The current exhibition at the Asian Arts Initiative is small in scale but presents big ideas. That Person Who is Your Creation includes five paintings and two videos. Together these works create a narrative about identity and Iranian women artist’s investigations and negotiations in and of western culture.
The paintings from Mona Shomali’s Naked Folklore Series show female nudes or age-old stories such as that of Adam and Eve. There is also a portrait of the poet Forough Farrokhzad, whose poem, Call to Arms, inspired the title of this exhibition. The feminist themes in many of the works are inspired by Farrokhzad’s poem which tells women to “never submit to tyranny.” The passage from which the exhibition title is drawn reads: “For that person who is your creation, to enjoy preference and superiority is shameful; woman, take action because a world awaits and is in tune with you.”
Shomali takes action by painting nudes from life that are reminiscent of western art traditions. In this regard the works are very familiar for a western viewer. But, when considered in light of the artist’s Iranian culture, in which both figurative art and nudes are discouraged, the paintings take on a radical, and perhaps for some even shocking, quality. The artist noted that although her grandmother regularly asks her to stop painting nudes, she’s simply compelled to do it, and has been since her first figure drawing class at age fourteen.
The Strength of a Vulnerable Man, a reverse Adam and Eve narrative, is strikingly feminist. Shomali’s Adam offers a pomegranate to a lounging, distracted Eve and it’s unclear whether or not she will take the bait. Other works are similarly open ended. In Persecution and Prayer, a woman with her eyes closed and palms open could be asleep or awake, dead or alive, praying or making an offering, laying in a coffin or standing before a decorative niche. Her head, part of her face, and her neck are covered by either long hair or a veil. This covering could be offering protection or strangling her.
Haleh Jamali’s three minute, single-stream video, Someone Who is Not Like Anyone, investigates identity in relation to the immigrant experience.

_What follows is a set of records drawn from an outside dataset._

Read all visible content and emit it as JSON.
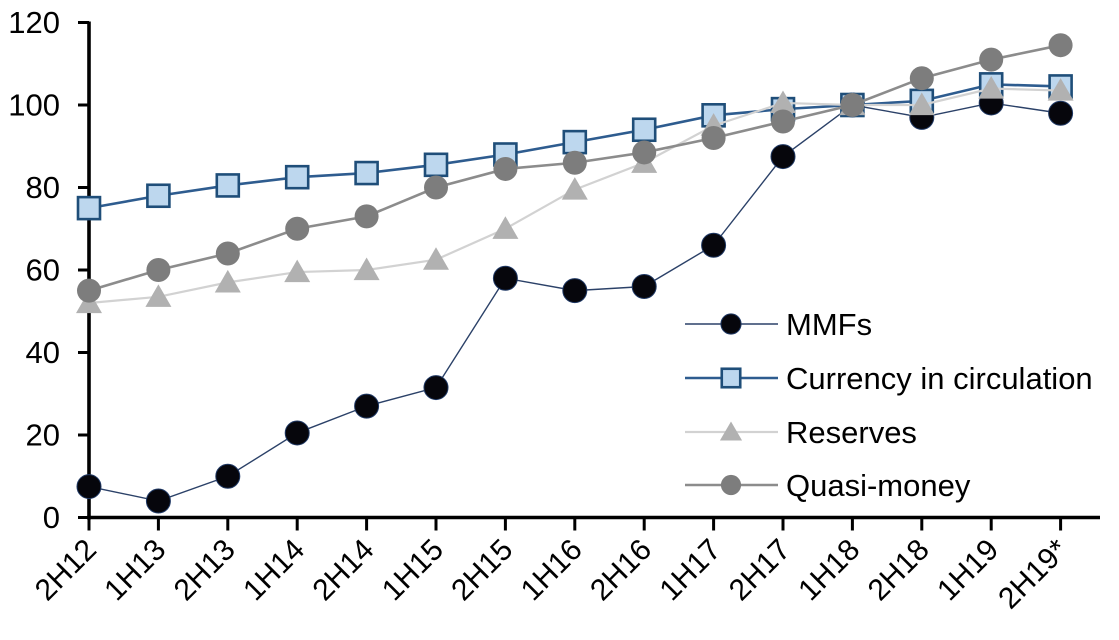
{
  "chart_data": {
    "type": "line",
    "title": "",
    "xlabel": "",
    "ylabel": "",
    "categories": [
      "2H12",
      "1H13",
      "2H13",
      "1H14",
      "2H14",
      "1H15",
      "2H15",
      "1H16",
      "2H16",
      "1H17",
      "2H17",
      "1H18",
      "2H18",
      "1H19",
      "2H19*"
    ],
    "series": [
      {
        "name": "MMFs",
        "values": [
          7.5,
          4,
          10,
          20.5,
          27,
          31.5,
          58,
          55,
          56,
          66,
          87.5,
          100,
          97,
          100.5,
          98
        ],
        "line_color": "#2b4168",
        "line_width": 1.4,
        "marker": {
          "shape": "circle",
          "fill": "#06060c",
          "stroke": "#1f3864",
          "stroke_width": 1,
          "size": 24
        }
      },
      {
        "name": "Currency in circulation",
        "values": [
          75,
          78,
          80.5,
          82.5,
          83.5,
          85.5,
          88,
          91,
          94,
          97.5,
          99,
          100,
          101,
          105,
          104.5
        ],
        "line_color": "#2e5c8f",
        "line_width": 2.6,
        "marker": {
          "shape": "square",
          "fill": "#bdd7ee",
          "stroke": "#1f4e79",
          "stroke_width": 2.6,
          "size": 22
        }
      },
      {
        "name": "Reserves",
        "values": [
          52,
          53.5,
          57,
          59.5,
          60,
          62.5,
          70,
          79.5,
          86,
          95,
          100.5,
          100,
          100,
          104,
          103.5
        ],
        "line_color": "#d2d2d2",
        "line_width": 2.2,
        "marker": {
          "shape": "triangle",
          "fill": "#b1b1b1",
          "stroke": "none",
          "stroke_width": 0,
          "size": 24
        }
      },
      {
        "name": "Quasi-money",
        "values": [
          55,
          60,
          64,
          70,
          73,
          80,
          84.5,
          86,
          88.5,
          92,
          96,
          100,
          106.5,
          111,
          114.5
        ],
        "line_color": "#8c8c8c",
        "line_width": 2.6,
        "marker": {
          "shape": "circle",
          "fill": "#7d7d7d",
          "stroke": "none",
          "stroke_width": 0,
          "size": 24
        }
      }
    ],
    "ylim": [
      0,
      120
    ],
    "yticks": [
      "0",
      "20",
      "40",
      "60",
      "80",
      "100",
      "120"
    ],
    "x_tick_rotation": 45,
    "grid": false,
    "legend_position": "center-right",
    "axis_color": "#000000",
    "background": "#ffffff"
  }
}
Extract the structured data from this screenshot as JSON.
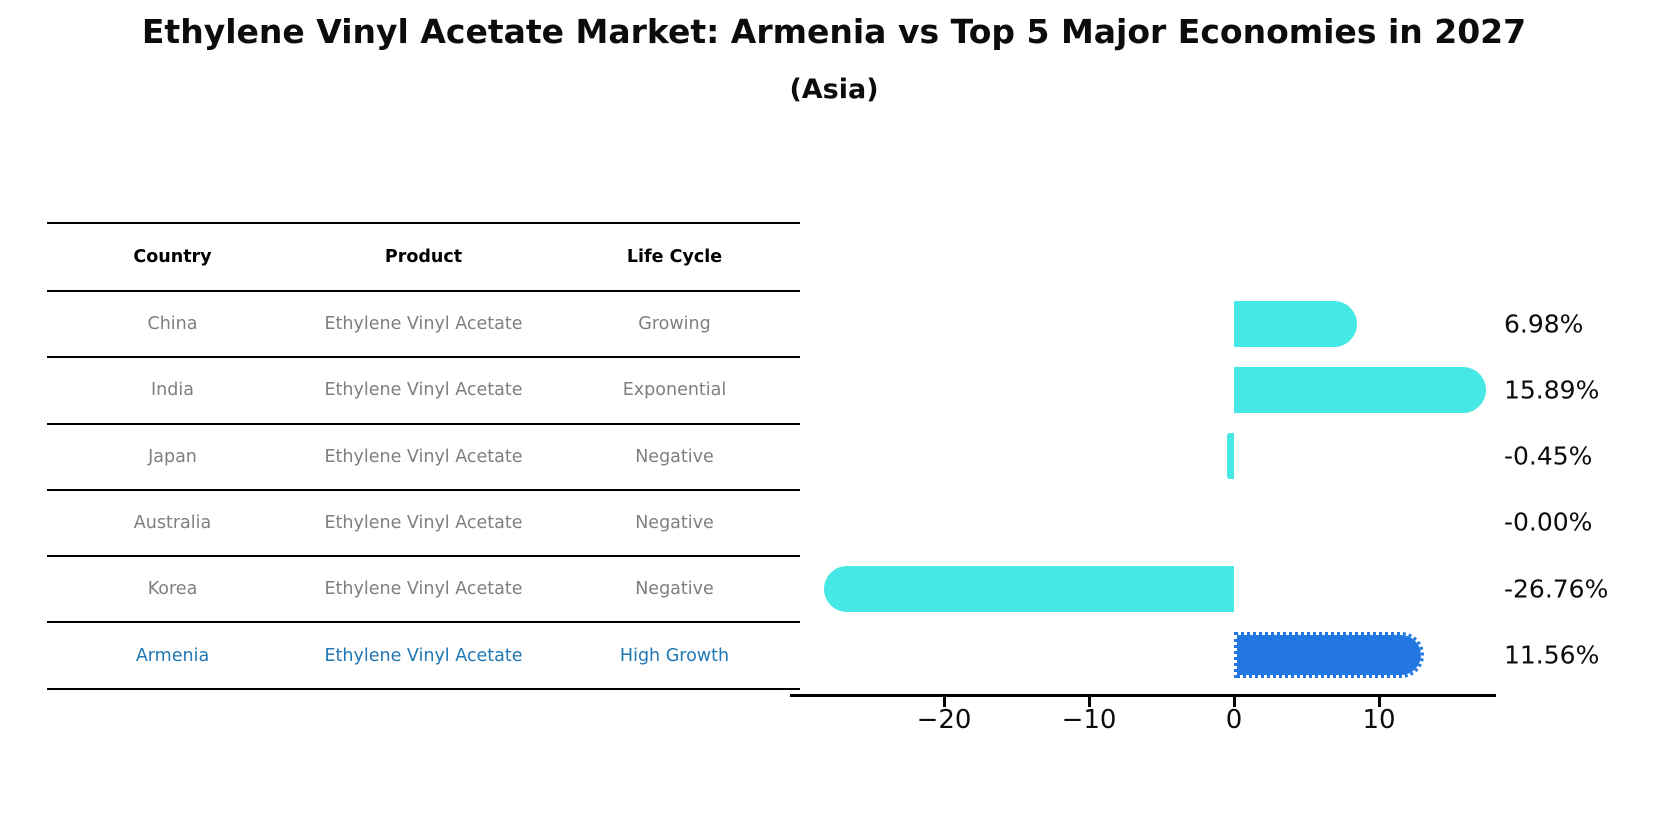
{
  "title": "Ethylene Vinyl Acetate Market: Armenia vs Top 5 Major Economies in 2027",
  "subtitle": "(Asia)",
  "table": {
    "headers": [
      "Country",
      "Product",
      "Life Cycle"
    ],
    "rows": [
      {
        "country": "China",
        "product": "Ethylene Vinyl Acetate",
        "life_cycle": "Growing"
      },
      {
        "country": "India",
        "product": "Ethylene Vinyl Acetate",
        "life_cycle": "Exponential"
      },
      {
        "country": "Japan",
        "product": "Ethylene Vinyl Acetate",
        "life_cycle": "Negative"
      },
      {
        "country": "Australia",
        "product": "Ethylene Vinyl Acetate",
        "life_cycle": "Negative"
      },
      {
        "country": "Korea",
        "product": "Ethylene Vinyl Acetate",
        "life_cycle": "Negative"
      },
      {
        "country": "Armenia",
        "product": "Ethylene Vinyl Acetate",
        "life_cycle": "High Growth"
      }
    ],
    "highlight_row": "Armenia"
  },
  "chart_data": {
    "type": "bar",
    "orientation": "horizontal",
    "categories": [
      "China",
      "India",
      "Japan",
      "Australia",
      "Korea",
      "Armenia"
    ],
    "values": [
      6.98,
      15.89,
      -0.45,
      -0.0,
      -26.76,
      11.56
    ],
    "value_labels": [
      "6.98%",
      "15.89%",
      "-0.45%",
      "-0.00%",
      "-26.76%",
      "11.56%"
    ],
    "xticks": [
      -20,
      -10,
      0,
      10
    ],
    "xtick_labels": [
      "−20",
      "−10",
      "0",
      "10"
    ],
    "xlim": [
      -30.5,
      18
    ],
    "grid": false,
    "legend": false,
    "highlight_index": 5,
    "bar_color": "#45e8e4",
    "highlight_bar_color": "#2377e2",
    "highlight_border_style": "dotted"
  },
  "colors": {
    "bar_default": "#45e8e4",
    "bar_highlight": "#2377e2",
    "highlight_text": "#1f77b4",
    "muted_text": "#7f7f7f",
    "axis": "#000000"
  }
}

Jamali, who was born in Iran and currently lives in Glasgow, is seen in the video in straightforward head shots that flash by in rapid succession. The artist appears to wear hundreds of different guises, with or without veils or chadors, in different clothing and hair styles. Each particular manifestation is seen for only a second. While watching the video it at once seems easy enough to draw conclusions about who this person may be and where she may come from, but at the same time it is also clear just how unknowable this changing person is. But what really hits home is how much clothing styles and items like a veil, or lack of those things, define our impressions and assumptions about people. The things we cover our bodies with really matter, and the fluidity of Jamali’s self-presentation in these various outfits speaks to the artist’s investigations about assimilation, and how personal identities can function and form in relation to other people’s perceptions. The video is a self-portrait in many ways, but unlike a traditional portrait of a person fixed in time, it seems that Jamali will be ever changing and negotiating her identity.
This exhibition was curated by Sara Zia Ebrahimi and is hosted by the Asian Arts Initiative as part of their Community Curators Program. Ebrahimi started an organization, From The Mouth of the Lion, in order to increase awareness about artists of Iranian descent born around the time of the Iranian Revolution. Ebrahimi noted in an email that, “I spent years dreaming of what it would be like to be in a room of other Iranian American artists, to not be the only woman who went against cultural and gender expectations.” Her exhibition at the Asian Arts Initiative achieves this dream.